Buildings can be considered as a resource essential for the organization of economic, social and cultural activities in space as well as a sink for construction materials. The quality and durability of the tangible and intangible values of the building stock depends on the way buildings are maintained, adapted and replaced over time. The building stock of the ROCHOR+ area is one of the examples Module_III examines to discuss methods how this resource has been put to use in the past and could be used in the future.
ROCHOR+ is home to one of Singapore’s most diverse neighborhoods where mass housing complexes and shopping malls blend in with rustic historic shophouse streets. Historically at the fringe of the city, the ROCHOR+ area has over its history carried urban and rural building types of different styles, construction techniques, construction materials, the volumetric dimensions and morphological shapes. With much original substance originating from its distinct historic periods still in place, the historic layers of the urban fabric give testimony not only for the expansion of Singapore’s urban core but also for the modernization of Singapore’s buildings and the introduction of novel building types.
Given the diversity of buildings that has been created in ROCHOR+ over the past 190 years, we investigate in the major causes for transformation in the composition of Rochor’s building stock, the speed and the effects such changes have on present and future development.
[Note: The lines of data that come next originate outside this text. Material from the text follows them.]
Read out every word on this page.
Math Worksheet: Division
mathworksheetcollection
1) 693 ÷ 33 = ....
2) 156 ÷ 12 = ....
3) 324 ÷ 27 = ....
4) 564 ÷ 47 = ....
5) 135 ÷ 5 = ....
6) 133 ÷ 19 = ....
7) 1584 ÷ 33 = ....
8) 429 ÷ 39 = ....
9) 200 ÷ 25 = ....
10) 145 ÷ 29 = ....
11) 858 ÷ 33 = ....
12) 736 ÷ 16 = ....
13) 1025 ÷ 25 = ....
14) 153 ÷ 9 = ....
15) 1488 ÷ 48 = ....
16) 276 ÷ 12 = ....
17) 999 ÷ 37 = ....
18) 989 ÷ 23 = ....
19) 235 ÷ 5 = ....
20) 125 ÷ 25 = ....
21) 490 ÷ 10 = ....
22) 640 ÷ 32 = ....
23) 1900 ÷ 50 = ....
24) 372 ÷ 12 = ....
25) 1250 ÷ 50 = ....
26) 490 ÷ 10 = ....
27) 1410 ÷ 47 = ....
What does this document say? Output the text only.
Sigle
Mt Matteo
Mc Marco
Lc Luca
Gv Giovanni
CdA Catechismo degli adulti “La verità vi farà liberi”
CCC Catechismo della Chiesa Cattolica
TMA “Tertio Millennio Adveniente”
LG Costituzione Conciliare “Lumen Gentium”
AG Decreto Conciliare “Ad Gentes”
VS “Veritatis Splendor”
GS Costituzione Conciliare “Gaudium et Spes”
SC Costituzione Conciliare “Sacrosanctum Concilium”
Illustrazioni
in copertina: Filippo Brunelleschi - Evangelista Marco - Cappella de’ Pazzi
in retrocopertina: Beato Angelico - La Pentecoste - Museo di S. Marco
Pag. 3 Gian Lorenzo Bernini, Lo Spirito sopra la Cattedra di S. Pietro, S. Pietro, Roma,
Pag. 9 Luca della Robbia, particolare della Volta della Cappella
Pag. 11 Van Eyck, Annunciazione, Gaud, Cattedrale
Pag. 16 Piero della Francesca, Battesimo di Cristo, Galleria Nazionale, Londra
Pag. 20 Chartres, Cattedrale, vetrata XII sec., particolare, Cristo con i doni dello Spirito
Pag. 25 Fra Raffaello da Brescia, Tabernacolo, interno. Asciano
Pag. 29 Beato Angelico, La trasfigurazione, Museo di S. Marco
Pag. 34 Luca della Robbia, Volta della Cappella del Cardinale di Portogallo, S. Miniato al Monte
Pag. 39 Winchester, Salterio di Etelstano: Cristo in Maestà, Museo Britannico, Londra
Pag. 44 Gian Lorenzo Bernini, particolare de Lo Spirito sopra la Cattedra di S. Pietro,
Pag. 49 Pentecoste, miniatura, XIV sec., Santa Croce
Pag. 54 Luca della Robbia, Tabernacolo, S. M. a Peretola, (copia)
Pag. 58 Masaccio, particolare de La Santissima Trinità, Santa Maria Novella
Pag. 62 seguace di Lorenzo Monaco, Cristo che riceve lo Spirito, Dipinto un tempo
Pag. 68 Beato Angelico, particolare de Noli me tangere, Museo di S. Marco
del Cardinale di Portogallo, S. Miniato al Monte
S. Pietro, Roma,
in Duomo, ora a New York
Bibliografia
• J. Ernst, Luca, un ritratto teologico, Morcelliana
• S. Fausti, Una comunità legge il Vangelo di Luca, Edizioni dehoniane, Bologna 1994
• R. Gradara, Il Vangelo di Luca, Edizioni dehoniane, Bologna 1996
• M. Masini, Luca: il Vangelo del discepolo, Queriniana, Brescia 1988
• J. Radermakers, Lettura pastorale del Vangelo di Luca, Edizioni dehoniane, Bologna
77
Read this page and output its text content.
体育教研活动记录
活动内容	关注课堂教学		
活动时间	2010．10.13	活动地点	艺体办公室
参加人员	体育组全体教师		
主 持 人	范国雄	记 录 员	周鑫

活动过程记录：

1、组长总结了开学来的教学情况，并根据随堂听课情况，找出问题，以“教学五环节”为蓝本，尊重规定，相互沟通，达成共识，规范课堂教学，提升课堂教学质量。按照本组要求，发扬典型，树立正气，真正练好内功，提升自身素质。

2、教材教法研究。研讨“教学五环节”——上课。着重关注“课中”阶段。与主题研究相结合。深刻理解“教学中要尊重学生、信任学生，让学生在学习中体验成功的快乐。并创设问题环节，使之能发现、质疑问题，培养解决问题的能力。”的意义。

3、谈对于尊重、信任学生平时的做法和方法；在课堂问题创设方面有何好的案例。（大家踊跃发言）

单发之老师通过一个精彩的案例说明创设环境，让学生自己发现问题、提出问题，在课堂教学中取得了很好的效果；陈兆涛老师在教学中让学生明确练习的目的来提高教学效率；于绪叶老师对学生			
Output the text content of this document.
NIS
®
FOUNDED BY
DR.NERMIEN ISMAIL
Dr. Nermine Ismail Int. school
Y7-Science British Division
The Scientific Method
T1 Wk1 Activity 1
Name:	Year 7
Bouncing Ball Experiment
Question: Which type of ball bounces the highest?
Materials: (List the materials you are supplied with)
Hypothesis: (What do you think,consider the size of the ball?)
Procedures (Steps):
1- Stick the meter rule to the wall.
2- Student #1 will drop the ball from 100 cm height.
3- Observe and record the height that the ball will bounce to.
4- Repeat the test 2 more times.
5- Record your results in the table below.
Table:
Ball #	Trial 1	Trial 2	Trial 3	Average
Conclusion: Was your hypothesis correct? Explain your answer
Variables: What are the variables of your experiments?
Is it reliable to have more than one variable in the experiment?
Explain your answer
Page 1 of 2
We look at changes on two scales: the individual buildings as it is maintained and changed by its occupiers and entire neighbourhoods that fall under urban renewal and conservation schemes devised to implement great urban planning visions.
Using historic maps, surveys and photographs, we reconstruct building information for the ROCHOR+ area from different periods of urban development and analyse the dynamic composition of the building stock. In a bid to better understand the expansion and transformation of Singapore’s built environment Module 3 uses an open model approach that integrates the drivers, the institutional regimes (rules and conventions) and the physical constraints that shape the organization of Singapore’s land and real estate. The historic GIS database that is being developed gives account not only of the existing buildings but also of the buildings that have been replaced in the process of upgrading.
The aim is to inquire in possibilities to save natural resources as well as enhance man-made resources through elaborate schemes of conservation, maintenance and upgrade.